Push the Trigger and Pull the Thread
In which everyone becomes a victim. In some ways a state of mind, in some ways a state of being.
If there’s one thing this show does best, it’s to feed you something and then turn it on its end in the most spectacular way. And, as it seems, inversion/duality is the name of the game this season.
The flip side, of course, of fighting over nothing is waging war on two fronts at once: ownership is, in some ways, a state of being but also, in some ways, a state of mind. Sookie’s predicament takes the concept of Bella and redresses it in a way that is simultaneously more real and more powerful: if you’re not somebody’s, you won’t be anybody. Ownership is not just about identity or relationships, it’s about your very existence. It’s what every vampire in Bon Temps gets and Sookie does not.
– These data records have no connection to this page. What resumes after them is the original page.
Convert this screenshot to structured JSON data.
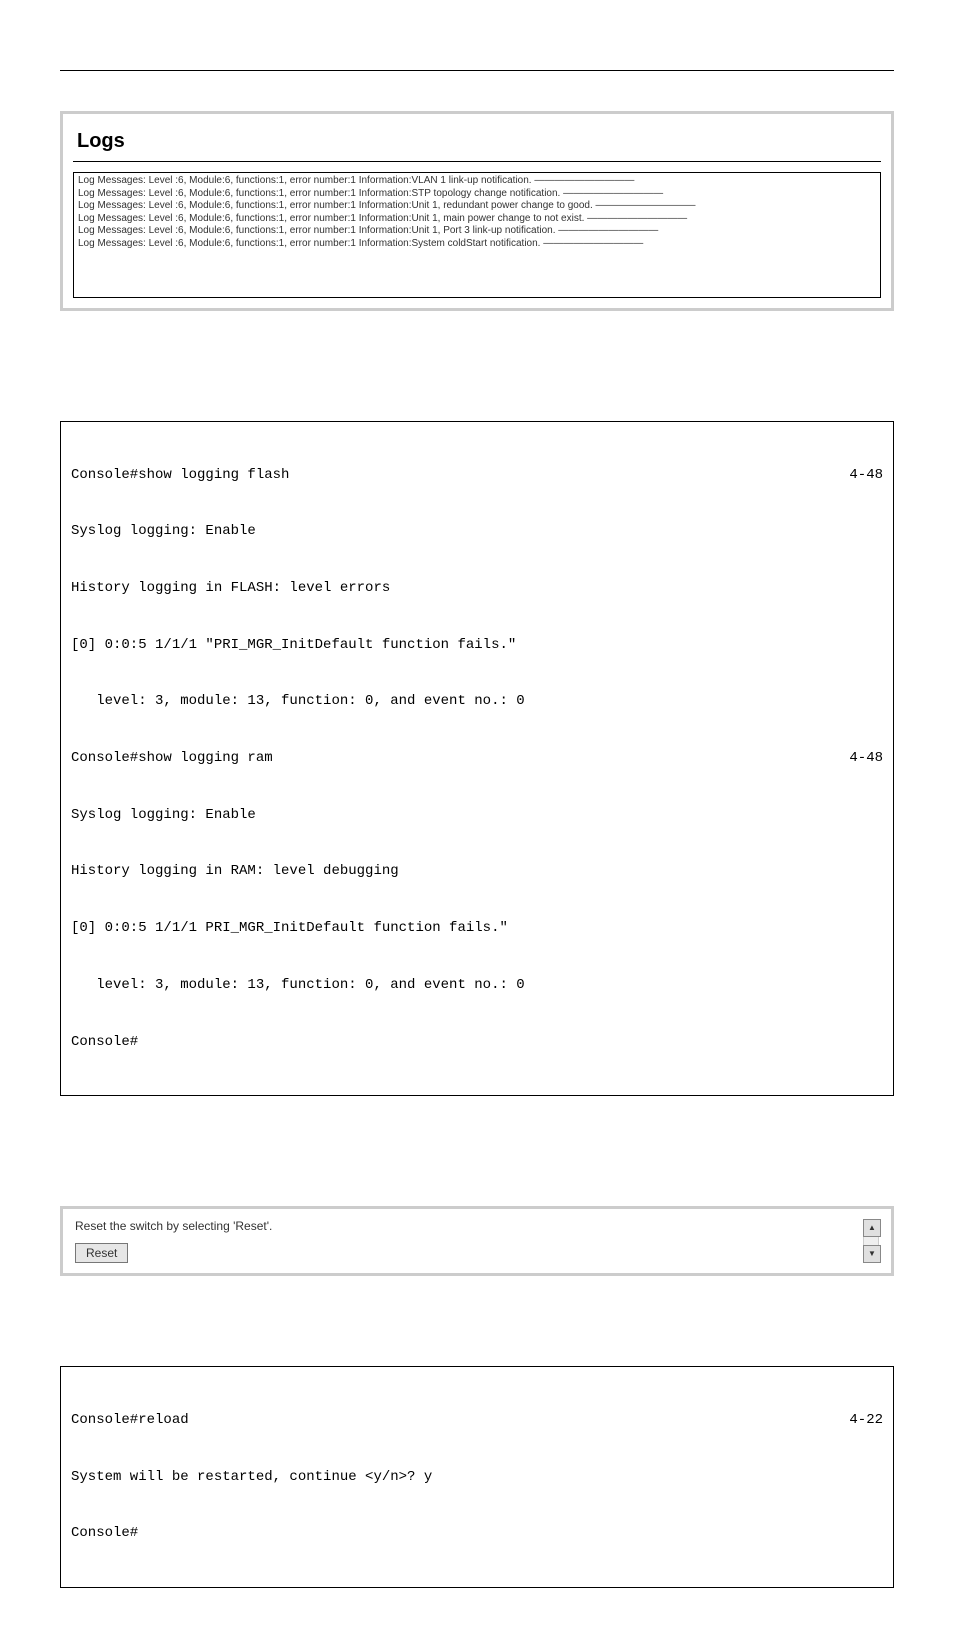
{
  "logs_panel": {
    "title": "Logs",
    "entries": [
      "Log Messages: Level :6, Module:6, functions:1, error number:1 Information:VLAN 1 link-up notification. ——————————",
      "Log Messages: Level :6, Module:6, functions:1, error number:1 Information:STP topology change notification. ——————————",
      "Log Messages: Level :6, Module:6, functions:1, error number:1 Information:Unit 1, redundant power change to good. ——————————",
      "Log Messages: Level :6, Module:6, functions:1, error number:1 Information:Unit 1, main power change to not exist. ——————————",
      "Log Messages: Level :6, Module:6, functions:1, error number:1 Information:Unit 1, Port 3 link-up notification. ——————————",
      "Log Messages: Level :6, Module:6, functions:1, error number:1 Information:System coldStart notification. ——————————"
    ]
  },
  "cli_block_1": {
    "lines": [
      {
        "text": "Console#show logging flash",
        "ref": "4-48"
      },
      {
        "text": "Syslog logging: Enable"
      },
      {
        "text": "History logging in FLASH: level errors"
      },
      {
        "text": "[0] 0:0:5 1/1/1 \"PRI_MGR_InitDefault function fails.\""
      },
      {
        "text": "   level: 3, module: 13, function: 0, and event no.: 0"
      },
      {
        "text": "Console#show logging ram",
        "ref": "4-48"
      },
      {
        "text": "Syslog logging: Enable"
      },
      {
        "text": "History logging in RAM: level debugging"
      },
      {
        "text": "[0] 0:0:5 1/1/1 PRI_MGR_InitDefault function fails.\""
      },
      {
        "text": "   level: 3, module: 13, function: 0, and event no.: 0"
      },
      {
        "text": "Console#"
      }
    ]
  },
  "reset_panel": {
    "instruction": "Reset the switch by selecting 'Reset'.",
    "button_label": "Reset"
  },
  "cli_block_2": {
    "lines": [
      {
        "text": "Console#reload",
        "ref": "4-22"
      },
      {
        "text": "System will be restarted, continue <y/n>? y"
      },
      {
        "text": "Console#"
      }
    ]
  }
}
The flip side is Bill, who’s in deeper than we could have ever imagined: as if being at war with himself wasn’t enough, Bill is playing the Authority against the AVL (against whatever feelings he still has left for Sookie). War is a series of ever-shifting alliances that causes you to forget where you end and where the ideology begins.
The flip side is Jason, struggling to escape Hotshot, literally and figuratively. It’s about extracting ourselves from the consequences of bad decisions (made worse by good intentions!) and the bondage that results.
The flip side is Jess and Hoyt, fighting to maintain the veneer of domestic life as it cracks and fades. The opposite of Sookie and Eric, their fight is the fight that everyone has when you’re not speaking the same language, fighting two entirely different wars. Or worse, it’s being Sophie Anne and fighting in a war whose factions you can’t even comprehend.
All of this seems to be introducing the idea that ultimately, in some way, we are at war with ourselves as we fight the war abroad and the war at home.